Background: Preclinical and neuropathological research in psychosis suggest that prefrontal and hippocampal GABAergic deficits in fast-spiking, parvalbumin-positive interneurons play a central role in the development of the elevations in striatal dopamine function typically observed in psychosis. This multimodal study aimed to examine in vivo prefrontal GABAergic levels in antipsychotic naive subjects at clinical high risk for psychosis (CHR) and their association with hippocampal resting-state perfusion and severity of prodromal symptomatology.

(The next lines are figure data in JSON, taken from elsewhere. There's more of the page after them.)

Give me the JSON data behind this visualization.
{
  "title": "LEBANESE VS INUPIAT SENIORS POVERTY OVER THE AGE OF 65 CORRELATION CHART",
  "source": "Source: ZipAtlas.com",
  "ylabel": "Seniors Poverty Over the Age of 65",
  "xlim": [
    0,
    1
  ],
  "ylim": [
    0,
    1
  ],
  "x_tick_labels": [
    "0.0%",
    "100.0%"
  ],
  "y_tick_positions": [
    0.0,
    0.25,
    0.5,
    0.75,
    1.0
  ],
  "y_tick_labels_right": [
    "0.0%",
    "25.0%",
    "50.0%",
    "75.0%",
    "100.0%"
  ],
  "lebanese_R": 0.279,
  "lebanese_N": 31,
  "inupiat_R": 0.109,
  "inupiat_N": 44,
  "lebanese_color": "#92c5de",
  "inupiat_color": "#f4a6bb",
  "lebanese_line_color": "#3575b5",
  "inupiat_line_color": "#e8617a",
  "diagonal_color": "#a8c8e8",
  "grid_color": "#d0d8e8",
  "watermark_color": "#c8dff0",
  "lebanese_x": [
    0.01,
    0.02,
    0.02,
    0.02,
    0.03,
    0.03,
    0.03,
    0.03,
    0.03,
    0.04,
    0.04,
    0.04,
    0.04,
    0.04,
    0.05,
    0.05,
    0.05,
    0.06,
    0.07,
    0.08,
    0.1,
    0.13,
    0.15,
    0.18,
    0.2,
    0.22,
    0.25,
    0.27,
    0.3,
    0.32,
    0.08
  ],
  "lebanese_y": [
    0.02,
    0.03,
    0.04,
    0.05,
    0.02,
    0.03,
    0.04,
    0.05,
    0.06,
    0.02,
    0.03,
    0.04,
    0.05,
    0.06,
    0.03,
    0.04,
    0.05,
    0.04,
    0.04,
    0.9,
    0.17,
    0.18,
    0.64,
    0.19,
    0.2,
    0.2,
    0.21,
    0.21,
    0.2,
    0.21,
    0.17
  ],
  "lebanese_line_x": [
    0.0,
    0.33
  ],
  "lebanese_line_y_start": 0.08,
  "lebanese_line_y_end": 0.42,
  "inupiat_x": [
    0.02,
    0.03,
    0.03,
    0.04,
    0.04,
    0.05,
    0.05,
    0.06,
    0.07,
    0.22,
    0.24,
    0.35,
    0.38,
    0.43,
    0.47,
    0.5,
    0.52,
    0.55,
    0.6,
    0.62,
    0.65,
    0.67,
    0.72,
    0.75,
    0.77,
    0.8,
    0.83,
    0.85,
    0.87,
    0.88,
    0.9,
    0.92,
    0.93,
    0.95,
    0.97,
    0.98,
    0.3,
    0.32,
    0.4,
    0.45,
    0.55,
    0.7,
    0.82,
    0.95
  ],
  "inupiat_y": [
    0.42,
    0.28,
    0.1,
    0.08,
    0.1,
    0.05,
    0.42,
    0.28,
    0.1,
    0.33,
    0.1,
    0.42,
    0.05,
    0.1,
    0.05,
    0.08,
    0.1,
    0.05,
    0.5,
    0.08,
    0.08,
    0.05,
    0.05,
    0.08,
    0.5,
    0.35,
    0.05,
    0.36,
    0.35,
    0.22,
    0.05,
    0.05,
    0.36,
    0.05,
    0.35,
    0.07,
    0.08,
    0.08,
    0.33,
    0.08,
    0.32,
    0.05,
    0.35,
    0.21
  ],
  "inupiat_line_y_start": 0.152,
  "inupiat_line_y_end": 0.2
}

Methods: We assessed GABA concentrations at 3T in the dorsomedial prefrontal cortex (dmPFC) using magnetic resonance spectroscopy, and resting-state perfusion with arterial spin labeling (ASL), in 20 CHR subjects and 21 age-matched healthy males. All spectra were analyzed using LCModel, and ASL images were preprocessed with SPM. Between-group differences in dmPFC GABA concentrations were examined with a 2-sample t -test in SPSS. Within the CHR group, we investigated associations between resting-state perfusion and GABA levels using multiple regression in SPM. Correlations between GABA levels and severity of prodromal symptoms were examined within the CHR group using Pearson’s correlation in SPSS. Results: Individuals at CHR for psychosis showed an 11% reduction in dmPFC GABA levels compared with controls ( P = .032), together with decreased NAA (9%, P = .012) and GSH concentrations (16%, trend level P = .060). Within the CHR group, GABA levels were positively correlated with hippocampal resting-state perfusion ( P = .013 FWE). Finally, there was a significant negative correlation between GABA levels and severity of overall prodromal, negative and anxiety symptoms. Conclusion: Our study is the first to report that abnormal GABA levels in CHR individuals are associated with alterations in hippocampal perfusion. These changes support animal and postmortem findings suggesting that GABAergic circuit dysregulation reflects an increased vulnerability to psychosis and may predate the first episode of frank psychosis. These UHR subjects are currently being followed-up to assess whether altered GABA levels are related to clinical and functional outcomes.